Dunque Pasini uscì dallo stereotipo, dal mito immaginario derivato soprattutto dalla lettura della raccolta di novelle Le mille e una notte,che era nota in Europa grazie ad una pubblicazione avvenuta in Francia all’inizio del Settecento.

L’importanza di Pasini sta nell’aver ritratto mondi pressoché sconosciuti in ambito europeo. Differenziandosi dai cosiddetti orientalistes en chambre che “[…] non avevano mai visto i luoghi che dipingevano […]”, la sua figura viene considerata quella di precursore dei nostri fotoreporter, come appare dai saggi all’interno del catalogo che accompagna la mostra.
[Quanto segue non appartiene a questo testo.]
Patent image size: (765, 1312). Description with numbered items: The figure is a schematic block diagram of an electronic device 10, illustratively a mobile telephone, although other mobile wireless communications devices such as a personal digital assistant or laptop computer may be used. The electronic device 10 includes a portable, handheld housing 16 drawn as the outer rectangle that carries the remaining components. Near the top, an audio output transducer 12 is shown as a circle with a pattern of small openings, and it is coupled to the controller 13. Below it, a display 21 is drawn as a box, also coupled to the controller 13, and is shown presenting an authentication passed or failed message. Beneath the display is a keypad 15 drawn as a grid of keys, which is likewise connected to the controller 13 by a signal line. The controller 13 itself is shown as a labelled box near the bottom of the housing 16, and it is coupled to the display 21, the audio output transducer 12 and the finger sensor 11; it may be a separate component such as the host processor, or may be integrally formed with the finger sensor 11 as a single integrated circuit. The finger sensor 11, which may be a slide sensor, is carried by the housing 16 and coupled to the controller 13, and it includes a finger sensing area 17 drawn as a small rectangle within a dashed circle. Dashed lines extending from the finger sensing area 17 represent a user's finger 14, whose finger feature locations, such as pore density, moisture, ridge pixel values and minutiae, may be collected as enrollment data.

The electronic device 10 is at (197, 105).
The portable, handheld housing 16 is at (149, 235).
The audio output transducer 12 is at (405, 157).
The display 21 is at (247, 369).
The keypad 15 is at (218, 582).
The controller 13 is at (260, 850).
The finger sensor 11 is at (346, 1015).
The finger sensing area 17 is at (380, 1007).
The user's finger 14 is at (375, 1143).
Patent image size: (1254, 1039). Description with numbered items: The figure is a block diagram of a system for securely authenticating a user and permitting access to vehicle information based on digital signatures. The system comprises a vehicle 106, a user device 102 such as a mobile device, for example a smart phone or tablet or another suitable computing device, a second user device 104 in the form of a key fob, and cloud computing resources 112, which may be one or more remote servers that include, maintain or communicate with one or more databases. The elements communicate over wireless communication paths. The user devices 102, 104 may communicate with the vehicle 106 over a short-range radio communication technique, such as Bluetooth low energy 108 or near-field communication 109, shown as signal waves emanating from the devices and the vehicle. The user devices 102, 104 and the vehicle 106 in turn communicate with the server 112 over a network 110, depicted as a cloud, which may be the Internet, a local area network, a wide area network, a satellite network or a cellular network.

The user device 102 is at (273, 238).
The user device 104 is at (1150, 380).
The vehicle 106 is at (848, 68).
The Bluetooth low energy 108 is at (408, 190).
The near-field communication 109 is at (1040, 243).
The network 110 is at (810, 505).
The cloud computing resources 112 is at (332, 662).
Alcuni dei suoi dipinti ad olio, talora di dimensioni rilevanti, fanno infatti pensare a foto grandangolari, in cui l’artista tenta di far entrare spazi immensi e lontani, scene di transumanza, di guerra, di mercati, di vita cittadina, passaggi di carovane o, ancora, raffigurazioni di pregevoli esempi architettonici. L’occhio si perde all’infinito a scrutare orizzonti luminosi e la mente immagina atmosfere incandescenti e calure insopportabili.

Nell’ultimo saggio all’interno del catalogo, Cyrille Sciama contrappone “Alberto Pasini e Jean-Léon Gérôme, due orientalisti rivali”. Citando J. Coupeau, egli concorda che il primo “è reale, vivo. Arricchisce, attraverso la verosimiglianza, la nostra concezione del mondo […] Al contrario, Gérôme è alla ricerca permanente del bello […]”. Entrambi del tutto dimenticati nel corso del XX secolo, furono riscoperti negli anni settanta e le loro opere esposte in importanti musei americani.

La loro fama in vita fu, invece, amplificata grazie alla stretta collaborazione con il mercante d’arte Alfred Goupil, per la cui Maison Pasini fece passare circa trecento dei suoi quasi mille quadri.

Per tornare al quesito iniziale, l’impressione di chi scrive è che il mondo rappresentato visivamente da Pasini offra stimoli importanti alla ricerca di una difficile conoscenza del composito mondo del sol levante, laddove il bisogno che albergava nell’occidente negli anni sessanta fosse più il frutto di una convenzionale e quasi rassegnata adesione al mito di un Oriente tutto purezza e spiritualità.